Dan called attention to this double standard in a TED Talk, which has been viewed more than 3.4 million times, and is one of the 100 most-viewed TED Talks of all time. Pointing out that there is one set of rules for the not-for-profit sector and another for the rest of the economic world, there exists a clear and inbred discrimination. We reward the not-for-profit sector for how little they spend – rather than for what gets the job done.
Does frugality equal greater proceeds for the cause? Not necessarily. Sometimes it takes big money to see big accomplishments, and those results may not even be realized for a few years’ time.
I personally have worked on and participated in many charitable causes and events. I’ve seen the results that can be achieved when money is spent to promote marketing, advertising and media buys, and when resources are engaged and activated to amplify the results.
Sure, you can see some measure of results from plastering neighbourhoods with flyers to announce your event.
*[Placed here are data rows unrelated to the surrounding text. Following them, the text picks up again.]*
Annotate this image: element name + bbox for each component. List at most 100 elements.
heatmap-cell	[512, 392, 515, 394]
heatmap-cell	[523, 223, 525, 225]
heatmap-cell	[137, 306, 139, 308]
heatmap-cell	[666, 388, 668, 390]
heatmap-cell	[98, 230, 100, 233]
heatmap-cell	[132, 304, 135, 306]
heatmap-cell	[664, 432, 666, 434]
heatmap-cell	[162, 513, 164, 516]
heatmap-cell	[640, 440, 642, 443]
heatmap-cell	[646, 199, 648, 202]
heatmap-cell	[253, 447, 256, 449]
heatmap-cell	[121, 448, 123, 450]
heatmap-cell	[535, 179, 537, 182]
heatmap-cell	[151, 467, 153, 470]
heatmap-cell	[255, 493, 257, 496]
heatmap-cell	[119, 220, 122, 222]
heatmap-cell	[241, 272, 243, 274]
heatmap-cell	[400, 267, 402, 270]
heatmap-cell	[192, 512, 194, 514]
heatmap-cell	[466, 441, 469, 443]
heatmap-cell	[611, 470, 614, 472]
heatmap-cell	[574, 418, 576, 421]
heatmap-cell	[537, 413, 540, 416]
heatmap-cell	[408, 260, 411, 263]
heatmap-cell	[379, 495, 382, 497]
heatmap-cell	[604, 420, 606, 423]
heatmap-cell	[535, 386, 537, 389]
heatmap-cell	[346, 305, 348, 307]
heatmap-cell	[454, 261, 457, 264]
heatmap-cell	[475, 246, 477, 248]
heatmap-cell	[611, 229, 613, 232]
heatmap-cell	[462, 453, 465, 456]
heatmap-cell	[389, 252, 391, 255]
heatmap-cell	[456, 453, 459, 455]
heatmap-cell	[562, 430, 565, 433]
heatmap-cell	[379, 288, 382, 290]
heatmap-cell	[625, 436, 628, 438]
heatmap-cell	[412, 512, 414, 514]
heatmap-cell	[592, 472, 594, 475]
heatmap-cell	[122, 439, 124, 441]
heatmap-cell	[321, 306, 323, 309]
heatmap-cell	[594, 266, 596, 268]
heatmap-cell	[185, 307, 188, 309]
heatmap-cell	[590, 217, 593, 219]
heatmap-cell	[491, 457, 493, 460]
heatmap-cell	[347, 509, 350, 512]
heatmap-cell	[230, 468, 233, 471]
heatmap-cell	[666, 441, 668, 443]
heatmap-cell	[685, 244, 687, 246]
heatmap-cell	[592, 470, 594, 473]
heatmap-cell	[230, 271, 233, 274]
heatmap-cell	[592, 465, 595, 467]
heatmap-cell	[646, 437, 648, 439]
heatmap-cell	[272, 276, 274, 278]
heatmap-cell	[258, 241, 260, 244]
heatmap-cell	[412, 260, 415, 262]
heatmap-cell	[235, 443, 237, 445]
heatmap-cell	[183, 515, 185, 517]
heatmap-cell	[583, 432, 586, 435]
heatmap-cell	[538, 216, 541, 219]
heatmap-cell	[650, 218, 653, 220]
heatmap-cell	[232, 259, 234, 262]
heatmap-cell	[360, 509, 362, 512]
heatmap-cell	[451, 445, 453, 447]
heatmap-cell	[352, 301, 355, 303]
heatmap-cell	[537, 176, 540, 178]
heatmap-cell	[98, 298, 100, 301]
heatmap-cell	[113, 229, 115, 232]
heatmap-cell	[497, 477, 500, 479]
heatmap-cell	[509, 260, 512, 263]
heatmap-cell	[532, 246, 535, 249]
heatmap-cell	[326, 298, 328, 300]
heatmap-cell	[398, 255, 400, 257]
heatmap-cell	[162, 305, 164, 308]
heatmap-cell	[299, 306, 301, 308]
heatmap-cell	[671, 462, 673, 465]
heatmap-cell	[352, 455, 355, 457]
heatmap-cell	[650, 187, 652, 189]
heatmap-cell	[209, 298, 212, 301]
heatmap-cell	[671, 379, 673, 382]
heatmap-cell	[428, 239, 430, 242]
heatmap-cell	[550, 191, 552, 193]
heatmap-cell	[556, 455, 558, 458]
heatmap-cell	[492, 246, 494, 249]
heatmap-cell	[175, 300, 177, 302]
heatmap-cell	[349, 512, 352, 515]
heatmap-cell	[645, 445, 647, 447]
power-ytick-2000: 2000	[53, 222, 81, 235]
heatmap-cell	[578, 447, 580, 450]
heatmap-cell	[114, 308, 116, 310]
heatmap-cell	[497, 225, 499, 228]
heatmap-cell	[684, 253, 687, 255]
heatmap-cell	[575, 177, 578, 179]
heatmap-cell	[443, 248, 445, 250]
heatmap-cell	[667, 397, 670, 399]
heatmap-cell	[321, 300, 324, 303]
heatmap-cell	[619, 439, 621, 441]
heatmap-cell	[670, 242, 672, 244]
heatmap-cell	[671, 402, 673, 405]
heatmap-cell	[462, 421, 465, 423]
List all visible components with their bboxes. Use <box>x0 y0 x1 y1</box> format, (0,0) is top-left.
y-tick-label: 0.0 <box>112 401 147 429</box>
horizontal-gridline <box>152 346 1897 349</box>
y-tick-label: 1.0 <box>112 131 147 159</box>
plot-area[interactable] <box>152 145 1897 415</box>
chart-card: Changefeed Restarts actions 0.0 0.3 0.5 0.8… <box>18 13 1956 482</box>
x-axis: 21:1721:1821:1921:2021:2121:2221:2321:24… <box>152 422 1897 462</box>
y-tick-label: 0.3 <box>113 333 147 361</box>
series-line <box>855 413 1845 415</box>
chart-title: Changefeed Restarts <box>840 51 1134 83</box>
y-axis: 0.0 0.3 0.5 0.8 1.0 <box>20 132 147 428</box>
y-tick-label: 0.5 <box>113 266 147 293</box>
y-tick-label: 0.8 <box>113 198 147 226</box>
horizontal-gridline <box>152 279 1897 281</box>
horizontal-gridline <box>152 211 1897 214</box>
Now scale that up and dedicate a sizable budget to include POP & RFIs, newspaper ads, radio and tv spots, digital and online ads, transit advertising… you see where I’m going with this.
In the for-profit world there is an acceptance of spending for advertising, but the public doesn’t approve of dollars spent on advertising for charities. The popular consensus has been that people want the sum of their money to go to the beneficiary.
If charities can’t advertise all the good that they do, how will people ever know?
Consider that the amount of what you can achieve grows exponentially in multiples of what you spend. Spending on a larger scale creates more awareness and engages more people to want to participate, fundraise and donate, which would not have been possible otherwise.
Dan’s work brought the practice of four-figure philanthropy within the reach of the average citizen who had never raised money for charity before. It can be done.
That’s a lot more than the nickels, dimes, quarters and dollars that come from thinking small and running charitable events on a small scale.
Instead of equating frugality with morality, as Dan says, “let’s start rewarding charities for their big goals and big accomplishments (even if that comes with big expenses).”